Goose can curate its own memories. It can continue taking turns until it has a question, or decides the task is complete. It can look things up on the web, or write throwaway code to test a theory. Most of the time things fail it's because expectations were not set accordingly, or the structure of the system didn't provide the resources necessary for success. This is why I ask, what if the problem is that people aren't using enough tokens?

In long conversations with Claude I have seen all manner of outputs that suggest capabilities which far exceed what people claim LLMs "can do". (Well, what most people claim, because there are some people who go straight out the other end and Eliza themselves.)

What concerns me the most is that these capabilities continue to grow, and almost no one seems to notice. It's like the closer someone is to the systems, the more they think that they understand how they work. The truth is that these are (to use Wolfram's terminology) randomly mining the computational space, and the resulting system is irreducible. Which is to say, no one has any idea what's going on in those hidden layers. Anything that *could* happen *might* happen.

The only way to know is to experiment with them – and my informal experiments suggest that they're already AGI (albeit one with amnesia and no inherent agency).

Wherever this is all going, it's moving quickly. Stay buoyant 🌊

Glad we’ve arrived at a similar perspective now—it feels like progress. To clarify my original confusion:

When you initially wrote, “What if vibe coders just aren’t using enough tokens?”, you seemed to imply that tokens alone—without mentioning loops, scaffolding, external memory, or agent orchestration—would inherently unlock genuine reasoning and recursion inside transformers.

We're perfectly aligned if your real point always included external loops, scaffolding, or agent architectures like Goose (rather than just “tokens alone”). But I definitely didn’t get that from your first post, given its explicit wording. Thanks for explicitly clarifying your stance here.

Working with LLMs has given me a first class notion of context.
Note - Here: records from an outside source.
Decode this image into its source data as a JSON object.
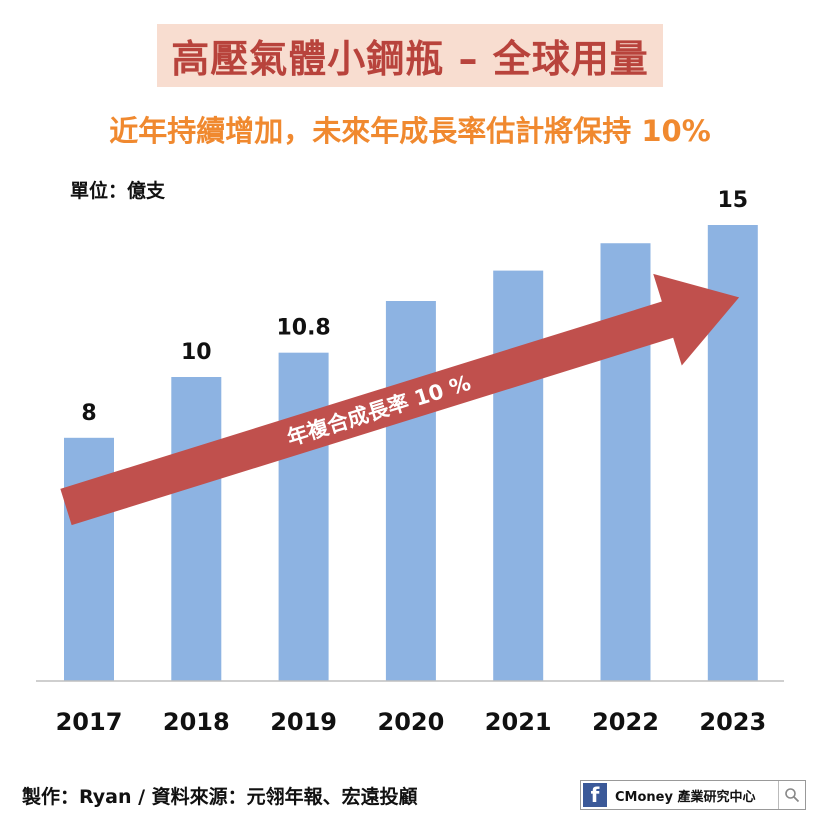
{
  "title": "高壓氣體小鋼瓶 – 全球用量",
  "subtitle": "近年持續增加，未來年成長率估計將保持 10%",
  "unit_label": "單位：億支",
  "footer": "製作：Ryan / 資料來源：元翎年報、宏遠投顧",
  "brand": {
    "name": "CMoney 產業研究中心",
    "fb_letter": "f",
    "icon": "search-icon"
  },
  "colors": {
    "bar": "#8db3e2",
    "arrow": "#c0504d",
    "title": "#b8433c",
    "title_bg": "#f8ddd0",
    "subtitle": "#f0892f"
  },
  "chart_data": {
    "type": "bar",
    "categories": [
      "2017",
      "2018",
      "2019",
      "2020",
      "2021",
      "2022",
      "2023"
    ],
    "values": [
      8,
      10,
      10.8,
      12.5,
      13.5,
      14.4,
      15
    ],
    "data_labels": [
      "8",
      "10",
      "10.8",
      "",
      "",
      "",
      "15"
    ],
    "ylim": [
      0,
      16
    ],
    "annotation": "年複合成長率 10 %",
    "grid": false,
    "xlabel": "",
    "ylabel": ""
  }
}
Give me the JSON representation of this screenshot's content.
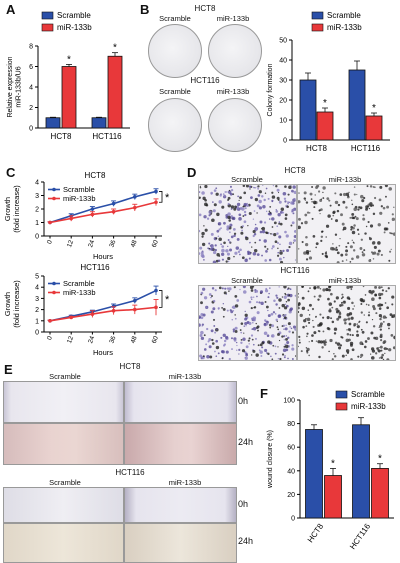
{
  "figure": {
    "colors": {
      "scramble": "#2a4fa8",
      "mir": "#e8383a",
      "cells_purple": "#5a4d9a",
      "cells_black": "#222222"
    },
    "panels": {
      "A": {
        "label": "A"
      },
      "B": {
        "label": "B",
        "hct8_title": "HCT8",
        "hct116_title": "HCT116",
        "scramble": "Scramble",
        "mir": "miR-133b"
      },
      "C": {
        "label": "C"
      },
      "D": {
        "label": "D",
        "hct8_title": "HCT8",
        "hct116_title": "HCT116",
        "scramble": "Scramble",
        "mir": "miR-133b"
      },
      "E": {
        "label": "E",
        "hct8_title": "HCT8",
        "hct116_title": "HCT116",
        "scramble": "Scramble",
        "mir": "miR-133b",
        "t0": "0h",
        "t24": "24h"
      },
      "F": {
        "label": "F"
      }
    },
    "significance": "*"
  },
  "chart_data": [
    {
      "id": "A",
      "type": "bar",
      "categories": [
        "HCT8",
        "HCT116"
      ],
      "series": [
        {
          "name": "Scramble",
          "values": [
            1.0,
            1.0
          ],
          "errors": [
            0.05,
            0.05
          ]
        },
        {
          "name": "miR-133b",
          "values": [
            6.0,
            7.0
          ],
          "errors": [
            0.2,
            0.35
          ]
        }
      ],
      "ylabel": "Relative expression\nmiR-133b/U6",
      "ylim": [
        0,
        8
      ],
      "yticks": [
        0,
        2,
        4,
        6,
        8
      ],
      "significant": [
        false,
        true
      ],
      "legend": "top-left"
    },
    {
      "id": "B",
      "type": "bar",
      "categories": [
        "HCT8",
        "HCT116"
      ],
      "series": [
        {
          "name": "Scramble",
          "values": [
            30,
            35
          ],
          "errors": [
            3.5,
            4.5
          ]
        },
        {
          "name": "miR-133b",
          "values": [
            14,
            12
          ],
          "errors": [
            2,
            1.5
          ]
        }
      ],
      "ylabel": "Colony formation",
      "ylim": [
        0,
        50
      ],
      "yticks": [
        0,
        10,
        20,
        30,
        40,
        50
      ],
      "legend": "top-right"
    },
    {
      "id": "C1",
      "type": "line",
      "title": "HCT8",
      "x": [
        0,
        12,
        24,
        36,
        48,
        60
      ],
      "series": [
        {
          "name": "Scramble",
          "values": [
            1.0,
            1.5,
            2.0,
            2.4,
            2.9,
            3.3
          ],
          "errors": [
            0.05,
            0.15,
            0.18,
            0.2,
            0.2,
            0.2
          ]
        },
        {
          "name": "miR-133b",
          "values": [
            1.0,
            1.3,
            1.6,
            1.8,
            2.1,
            2.5
          ],
          "errors": [
            0.05,
            0.2,
            0.2,
            0.2,
            0.25,
            0.25
          ]
        }
      ],
      "xlabel": "Hours",
      "ylabel": "Growth\n(fold increase)",
      "ylim": [
        0,
        4
      ],
      "yticks": [
        0,
        1,
        2,
        3,
        4
      ],
      "legend": "top-left"
    },
    {
      "id": "C2",
      "type": "line",
      "title": "HCT116",
      "x": [
        0,
        12,
        24,
        36,
        48,
        60
      ],
      "series": [
        {
          "name": "Scramble",
          "values": [
            1.0,
            1.4,
            1.8,
            2.3,
            2.8,
            3.7
          ],
          "errors": [
            0.05,
            0.1,
            0.15,
            0.2,
            0.25,
            0.4
          ]
        },
        {
          "name": "miR-133b",
          "values": [
            1.0,
            1.3,
            1.6,
            1.9,
            2.0,
            2.2
          ],
          "errors": [
            0.05,
            0.1,
            0.3,
            0.35,
            0.4,
            0.7
          ]
        }
      ],
      "xlabel": "Hours",
      "ylabel": "Growth\n(fold increase)",
      "ylim": [
        0,
        5
      ],
      "yticks": [
        0,
        1,
        2,
        3,
        4,
        5
      ],
      "legend": "top-left"
    },
    {
      "id": "F",
      "type": "bar",
      "categories": [
        "HCT8",
        "HCT116"
      ],
      "series": [
        {
          "name": "Scramble",
          "values": [
            75,
            79
          ],
          "errors": [
            4,
            6
          ]
        },
        {
          "name": "miR-133b",
          "values": [
            36,
            42
          ],
          "errors": [
            6,
            4
          ]
        }
      ],
      "ylabel": "wound closure    (%)",
      "ylim": [
        0,
        100
      ],
      "yticks": [
        0,
        20,
        40,
        60,
        80,
        100
      ],
      "legend": "top-right"
    }
  ]
}
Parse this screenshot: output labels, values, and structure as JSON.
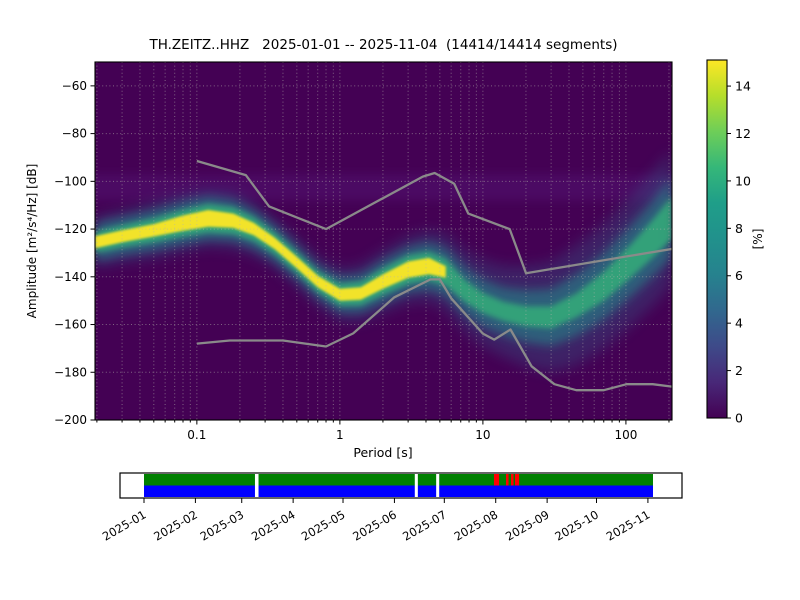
{
  "chart_data": {
    "type": "heatmap",
    "title": "TH.ZEITZ..HHZ   2025-01-01 -- 2025-11-04  (14414/14414 segments)",
    "xlabel": "Period [s]",
    "ylabel": "Amplitude [m²/s⁴/Hz] [dB]",
    "xscale": "log",
    "xlim": [
      0.0194,
      210
    ],
    "ylim": [
      -200,
      -50
    ],
    "xticks": [
      0.1,
      1,
      10,
      100
    ],
    "xtick_labels": [
      "0.1",
      "1",
      "10",
      "100"
    ],
    "yticks": [
      -60,
      -80,
      -100,
      -120,
      -140,
      -160,
      -180,
      -200
    ],
    "ytick_labels": [
      "−60",
      "−80",
      "−100",
      "−120",
      "−140",
      "−160",
      "−180",
      "−200"
    ],
    "grid": true,
    "background_color": "#440154",
    "colorbar": {
      "label": "[%]",
      "min": 0,
      "max": 15.1,
      "ticks": [
        0,
        2,
        4,
        6,
        8,
        10,
        12,
        14
      ],
      "colormap": "viridis",
      "stops": [
        "#440154",
        "#482878",
        "#3e4a89",
        "#31688e",
        "#26828e",
        "#21918c",
        "#1f9e89",
        "#35b779",
        "#6ece58",
        "#b5de2b",
        "#fde725"
      ]
    },
    "pdf_ridge": {
      "comment": "mode of the PPSD probability density (dB) vs period (s), with half-widths in dB for intensity bands",
      "periods": [
        0.0194,
        0.03,
        0.05,
        0.08,
        0.12,
        0.18,
        0.25,
        0.35,
        0.5,
        0.7,
        1.0,
        1.4,
        2.0,
        3.0,
        4.2,
        5.5,
        7.5,
        10,
        14,
        20,
        30,
        45,
        70,
        110,
        160,
        210
      ],
      "mode_db": [
        -125.5,
        -123,
        -120.5,
        -117.5,
        -115.5,
        -116.5,
        -120,
        -126,
        -134,
        -142,
        -147.5,
        -147,
        -142,
        -137,
        -135.5,
        -138,
        -146,
        -151,
        -154.5,
        -156.5,
        -157,
        -152,
        -144,
        -133,
        -123,
        -115
      ],
      "core_hw": [
        2.5,
        2.5,
        2.6,
        3.2,
        3.5,
        3,
        2.6,
        2.4,
        2.4,
        2.4,
        2.5,
        2.6,
        3,
        3.4,
        3.4,
        2.4,
        0,
        0,
        0,
        0,
        0,
        0,
        0,
        0,
        0,
        0
      ],
      "mid_hw": [
        4.5,
        4.6,
        5,
        5.6,
        6,
        5.6,
        5,
        4.6,
        4.4,
        4.4,
        4.6,
        5,
        5.6,
        6,
        6,
        5.6,
        4.6,
        4.2,
        4,
        4.2,
        4.6,
        5,
        6,
        7,
        8,
        9
      ],
      "glow_hw": [
        8,
        8,
        8.5,
        9,
        9,
        8.5,
        8,
        7.5,
        7,
        7,
        7.5,
        8,
        9,
        9.5,
        10,
        10,
        10,
        10,
        10,
        11,
        12,
        13,
        14,
        15,
        16,
        17
      ],
      "faint_hw": [
        11,
        11,
        12,
        12,
        12,
        12,
        11,
        10,
        10,
        10,
        11,
        12,
        13,
        14,
        15,
        16,
        17,
        18,
        19,
        21,
        23,
        25,
        26,
        27,
        28,
        28
      ],
      "colors": {
        "core": "#fde725",
        "mid": "#35b779",
        "glow": "#21918c",
        "faint": "#31688e"
      }
    },
    "secondary_band_db": [
      -97,
      -108
    ],
    "noise_models": {
      "color": "#8a8a8a",
      "nhnm": [
        [
          0.1,
          -91.5
        ],
        [
          0.22,
          -97.4
        ],
        [
          0.32,
          -110.5
        ],
        [
          0.8,
          -120
        ],
        [
          3.8,
          -98
        ],
        [
          4.6,
          -96.5
        ],
        [
          6.3,
          -101
        ],
        [
          7.9,
          -113.5
        ],
        [
          15.4,
          -120
        ],
        [
          20,
          -138.5
        ],
        [
          210,
          -128.3
        ]
      ],
      "nlnm": [
        [
          0.1,
          -168
        ],
        [
          0.17,
          -166.7
        ],
        [
          0.4,
          -166.7
        ],
        [
          0.8,
          -169.2
        ],
        [
          1.24,
          -163.7
        ],
        [
          2.4,
          -148.6
        ],
        [
          4.3,
          -141.1
        ],
        [
          5.0,
          -141.1
        ],
        [
          6.0,
          -149.0
        ],
        [
          10,
          -163.8
        ],
        [
          12,
          -166.3
        ],
        [
          15.6,
          -162.1
        ],
        [
          21.9,
          -177.5
        ],
        [
          31.6,
          -185.0
        ],
        [
          45,
          -187.5
        ],
        [
          70,
          -187.5
        ],
        [
          101,
          -185.0
        ],
        [
          154,
          -185.0
        ],
        [
          210,
          -186.0
        ]
      ]
    }
  },
  "timeline": {
    "months": [
      "2025-01",
      "2025-02",
      "2025-03",
      "2025-04",
      "2025-05",
      "2025-06",
      "2025-07",
      "2025-08",
      "2025-09",
      "2025-10",
      "2025-11"
    ],
    "month_fracs": [
      0.0,
      0.101,
      0.192,
      0.293,
      0.391,
      0.492,
      0.59,
      0.691,
      0.792,
      0.889,
      0.99
    ],
    "gaps": [
      {
        "frac": 0.218,
        "wfrac": 0.007
      },
      {
        "frac": 0.532,
        "wfrac": 0.006
      },
      {
        "frac": 0.574,
        "wfrac": 0.006
      }
    ],
    "reds": [
      {
        "frac": 0.6876,
        "wfrac": 0.01
      },
      {
        "frac": 0.7112,
        "wfrac": 0.005
      },
      {
        "frac": 0.721,
        "wfrac": 0.005
      },
      {
        "frac": 0.7289,
        "wfrac": 0.008
      }
    ],
    "colors": {
      "coverage": "#008000",
      "data": "#0000ff",
      "gap": "#ffffff",
      "warn": "#ff0000",
      "frame": "#000000"
    }
  }
}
It's a strange new idea to me that's also changed how I approach conversations.

Our expectations around an agent loop does seem to be the root of it. Do people vibe code without such a thing though? I'll admit that I'm spoiled, since I started to use goose over 18 months ago I never bothered to try the other popular things that are more than Co-Pilot and less than goose, like Cursor

That is fair, and I think you’re touching exactly on the heart of the issue here.

Your recent experiences with Goose and these richer agent loops highlight what I pointed out: it’s not the quantity of tokens alone that unlocks genuine reasoning and recursion. Instead, reasoning emerges from loops, external memory, scaffolding, and orchestration—precisely as you implicitly acknowledge here by talking about agent loops as a requirement, rather than a luxury.

I appreciate that you’ve implicitly clarified this:

“Tokens alone” aren’t the root solution; structured loops and scaffolding around the transformer architecture are.

Thanks for a thoughtful conversation! It genuinely feels like we’ve arrived at the correct conclusion.